ERGENLİK DÖNEMİNDE DE GÖRÜLÜYOR
Kayalı, erkeklerin yüzde 60'ında ergenlik döneminde hormonal değişikliğe bağlı olarak meme büyümesi görüldüğünü bildirdi. Kayalı, ergenlik döneminde meme büyümesi şikayetiyle gelen gençlere bandaj önerdiklerini bildirdi. Memelerinin büyüklüğünden çekindikleri için gençlerin denize giremediğine, arkadaşlarının yanında tişörtünü çıkararak dolaşamadığına işaret eden Kayalı, bu nedenle psikolojik sorunlar yaşayan ergenlerin psikiyatrist yardımı alması gerektiğini vurguladı.
Ergen vakalarda 17 yaşından önce cerrahi müdahaleyi önermediklerini anlatan Kayalı, ancak aşırı büyüklükte memelere sahip olup sıkıntı yaşayan vakalarda aileyle de görüşerek operasyonu erkene çekebildiklerine işaret etti.

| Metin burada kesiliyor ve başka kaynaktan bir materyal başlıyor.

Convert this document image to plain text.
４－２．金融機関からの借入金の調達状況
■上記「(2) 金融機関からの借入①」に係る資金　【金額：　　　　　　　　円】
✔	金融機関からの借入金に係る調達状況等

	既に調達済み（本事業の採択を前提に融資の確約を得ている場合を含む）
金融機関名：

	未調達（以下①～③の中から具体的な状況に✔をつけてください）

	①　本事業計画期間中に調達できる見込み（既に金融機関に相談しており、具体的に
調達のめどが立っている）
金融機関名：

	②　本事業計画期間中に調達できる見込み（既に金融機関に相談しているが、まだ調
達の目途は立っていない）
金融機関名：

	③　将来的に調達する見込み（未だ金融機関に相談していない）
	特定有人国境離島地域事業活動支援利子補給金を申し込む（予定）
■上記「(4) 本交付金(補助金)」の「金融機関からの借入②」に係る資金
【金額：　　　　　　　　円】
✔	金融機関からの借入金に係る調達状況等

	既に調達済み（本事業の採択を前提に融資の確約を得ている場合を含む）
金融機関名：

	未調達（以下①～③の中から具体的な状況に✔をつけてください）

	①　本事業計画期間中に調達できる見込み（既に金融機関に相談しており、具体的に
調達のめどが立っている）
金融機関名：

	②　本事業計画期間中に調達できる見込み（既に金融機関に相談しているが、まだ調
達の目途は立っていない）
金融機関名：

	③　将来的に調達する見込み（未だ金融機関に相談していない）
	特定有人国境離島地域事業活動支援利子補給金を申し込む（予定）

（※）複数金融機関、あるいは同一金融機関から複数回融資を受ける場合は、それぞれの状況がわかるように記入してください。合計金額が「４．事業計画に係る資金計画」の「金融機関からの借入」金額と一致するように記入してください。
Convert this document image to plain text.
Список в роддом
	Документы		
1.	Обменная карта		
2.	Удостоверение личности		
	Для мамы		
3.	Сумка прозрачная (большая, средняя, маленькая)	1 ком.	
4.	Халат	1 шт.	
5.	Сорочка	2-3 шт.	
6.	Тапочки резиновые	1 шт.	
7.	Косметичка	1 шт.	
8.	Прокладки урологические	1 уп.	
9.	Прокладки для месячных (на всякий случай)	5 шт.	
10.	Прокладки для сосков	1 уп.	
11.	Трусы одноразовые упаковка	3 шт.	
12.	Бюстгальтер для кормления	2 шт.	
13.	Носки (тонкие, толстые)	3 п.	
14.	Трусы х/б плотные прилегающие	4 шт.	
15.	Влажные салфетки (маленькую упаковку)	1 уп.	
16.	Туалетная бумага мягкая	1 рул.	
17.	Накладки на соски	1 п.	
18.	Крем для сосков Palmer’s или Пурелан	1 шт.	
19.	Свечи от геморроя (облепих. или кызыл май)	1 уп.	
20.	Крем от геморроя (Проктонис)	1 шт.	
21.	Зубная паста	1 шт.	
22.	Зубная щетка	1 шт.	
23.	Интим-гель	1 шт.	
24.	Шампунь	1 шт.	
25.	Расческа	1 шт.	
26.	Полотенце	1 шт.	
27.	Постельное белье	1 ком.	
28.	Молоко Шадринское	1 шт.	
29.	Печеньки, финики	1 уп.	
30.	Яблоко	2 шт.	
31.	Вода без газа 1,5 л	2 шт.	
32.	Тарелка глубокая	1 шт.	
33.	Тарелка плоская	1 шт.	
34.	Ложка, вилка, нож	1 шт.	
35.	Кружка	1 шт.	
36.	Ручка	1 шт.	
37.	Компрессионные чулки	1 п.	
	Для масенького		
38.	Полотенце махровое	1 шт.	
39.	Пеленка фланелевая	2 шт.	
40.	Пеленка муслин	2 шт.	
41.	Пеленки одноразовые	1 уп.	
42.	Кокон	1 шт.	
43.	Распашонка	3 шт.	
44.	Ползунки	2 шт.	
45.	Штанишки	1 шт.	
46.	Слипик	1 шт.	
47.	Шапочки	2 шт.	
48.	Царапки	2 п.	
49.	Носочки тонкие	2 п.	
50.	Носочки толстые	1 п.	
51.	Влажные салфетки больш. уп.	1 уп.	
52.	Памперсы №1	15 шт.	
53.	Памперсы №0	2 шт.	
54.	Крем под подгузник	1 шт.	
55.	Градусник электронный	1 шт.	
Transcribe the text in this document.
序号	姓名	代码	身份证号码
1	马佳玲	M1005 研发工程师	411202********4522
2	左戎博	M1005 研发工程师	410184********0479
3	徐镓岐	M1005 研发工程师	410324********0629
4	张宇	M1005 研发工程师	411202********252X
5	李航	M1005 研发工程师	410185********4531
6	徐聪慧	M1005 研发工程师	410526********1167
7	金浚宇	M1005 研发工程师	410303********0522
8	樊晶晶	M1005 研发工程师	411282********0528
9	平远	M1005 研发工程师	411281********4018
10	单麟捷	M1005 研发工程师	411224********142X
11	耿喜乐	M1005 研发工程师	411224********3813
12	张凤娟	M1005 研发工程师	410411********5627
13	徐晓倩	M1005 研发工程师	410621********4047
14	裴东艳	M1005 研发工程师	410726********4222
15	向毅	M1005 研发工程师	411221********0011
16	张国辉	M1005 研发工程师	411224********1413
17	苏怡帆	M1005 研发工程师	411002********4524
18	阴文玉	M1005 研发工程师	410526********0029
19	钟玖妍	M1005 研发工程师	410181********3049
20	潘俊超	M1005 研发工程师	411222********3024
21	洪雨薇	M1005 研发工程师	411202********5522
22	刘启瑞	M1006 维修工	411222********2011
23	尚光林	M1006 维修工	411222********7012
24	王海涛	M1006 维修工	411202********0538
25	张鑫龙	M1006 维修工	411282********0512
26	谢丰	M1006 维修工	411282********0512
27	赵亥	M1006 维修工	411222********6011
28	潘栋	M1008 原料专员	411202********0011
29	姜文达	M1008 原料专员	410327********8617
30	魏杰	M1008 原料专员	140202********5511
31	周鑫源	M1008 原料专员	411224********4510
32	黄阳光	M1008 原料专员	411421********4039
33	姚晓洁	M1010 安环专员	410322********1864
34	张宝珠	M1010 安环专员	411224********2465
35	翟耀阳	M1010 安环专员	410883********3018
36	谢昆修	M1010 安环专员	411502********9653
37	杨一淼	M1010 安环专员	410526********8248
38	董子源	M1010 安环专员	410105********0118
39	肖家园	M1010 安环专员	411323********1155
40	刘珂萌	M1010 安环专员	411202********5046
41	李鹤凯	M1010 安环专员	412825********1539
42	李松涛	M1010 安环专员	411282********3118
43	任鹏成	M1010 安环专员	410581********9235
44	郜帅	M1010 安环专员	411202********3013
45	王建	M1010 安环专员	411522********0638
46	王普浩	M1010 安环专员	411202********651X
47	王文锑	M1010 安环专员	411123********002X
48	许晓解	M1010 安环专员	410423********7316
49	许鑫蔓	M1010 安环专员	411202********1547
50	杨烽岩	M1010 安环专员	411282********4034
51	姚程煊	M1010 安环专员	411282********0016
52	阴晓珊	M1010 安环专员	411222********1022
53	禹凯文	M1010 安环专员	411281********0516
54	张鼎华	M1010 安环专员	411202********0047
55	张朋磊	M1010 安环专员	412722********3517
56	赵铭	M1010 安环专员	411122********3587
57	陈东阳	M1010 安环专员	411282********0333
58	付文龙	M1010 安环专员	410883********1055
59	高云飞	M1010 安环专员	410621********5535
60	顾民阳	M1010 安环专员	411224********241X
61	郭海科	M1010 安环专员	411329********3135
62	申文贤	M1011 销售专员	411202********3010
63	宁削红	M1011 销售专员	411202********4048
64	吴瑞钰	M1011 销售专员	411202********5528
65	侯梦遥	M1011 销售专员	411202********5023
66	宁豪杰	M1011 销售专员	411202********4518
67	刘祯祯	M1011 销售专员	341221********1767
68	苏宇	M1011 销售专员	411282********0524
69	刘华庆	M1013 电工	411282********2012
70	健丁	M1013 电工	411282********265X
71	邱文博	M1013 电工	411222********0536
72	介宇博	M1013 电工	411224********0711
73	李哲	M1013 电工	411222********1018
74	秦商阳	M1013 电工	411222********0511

JİNEKOMASTİDE KANSER RİSKİ
Jinekomasti olan erkeklerde meme kanseri riskinin de daha yüksek olduğunun altını çizen Kayalı, şöyle konuştu:
“Bütün meme kanserlerinin yüzde 1'i erkeklerde görülüyor. Bu yüksek bir oran değil belki, ama erkeklerde meme dokusu daha az olduğu için hastalık daha kötü seyrediyor. Jinekomasti hastalarının meme kanseri açısından mutlaka değerlendirilmesi gerekiyor. Memedeki bir kitle, kişinin jinekomasti şikayetiyle başvurmasına neden olabiliyor. Ayrıca jinekomasti olan hastalarda meme kanseri riski de söz konusu. Muayene esnasında bu kitleyi hissedebiliyoruz. Bu anlamda doktora başvurmak gerekli.”